- Directed by: Florence Turner
- Starring: Florence Turner Laurence Trimble
- Production company: Turner Film Company
- Release date: 1914;
- Running time: 9 minutes
- Country: United Kingdom

= Daisy Doodad's Dial =

1914 British film by Florence Turner

Daisy Doodad's Dial is a 1914 silent British comedy film, directed by Florence Turner, who also starred in the film alongside Laurence Trimble.

==Plot==
Daisy Doodad and her husband decide to enter a face-pulling competition, but on the day Daisy is prevented from taking part because she has a toothache. Her husband ends up winning first prize, which greatly annoys her.
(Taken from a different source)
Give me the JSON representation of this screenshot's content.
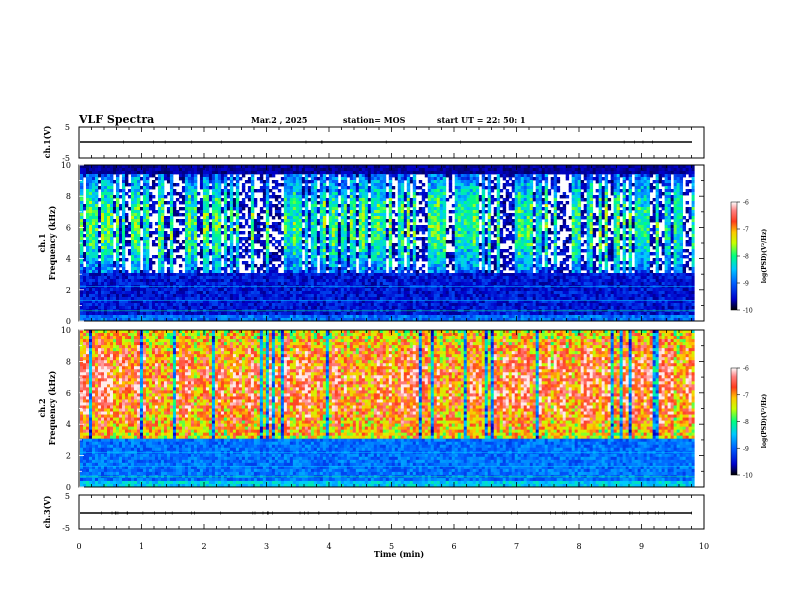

When she sees an advertisement for another face-pulling competition, she is determined to win, and spends time practising in a railway carriage and on the street. This eventually results in her arrest, for disturbing the peace. Her husband pays for her to be bailed, but she accuses him of arranging for her to be arrested.

Going to bed in a state of annoyance, Daisy has a nightmare featuring her own face-pulling efforts. Daisy makes further faces at the camera to end the film.

==Production==
American actress Florence Turner travelled to Britain in 1913 with Laurence Trimble, producing a number of films with her Turner Film Company between 1913 and 1916. Daisy Doodad's Dial was the only directing credit Turner ever received.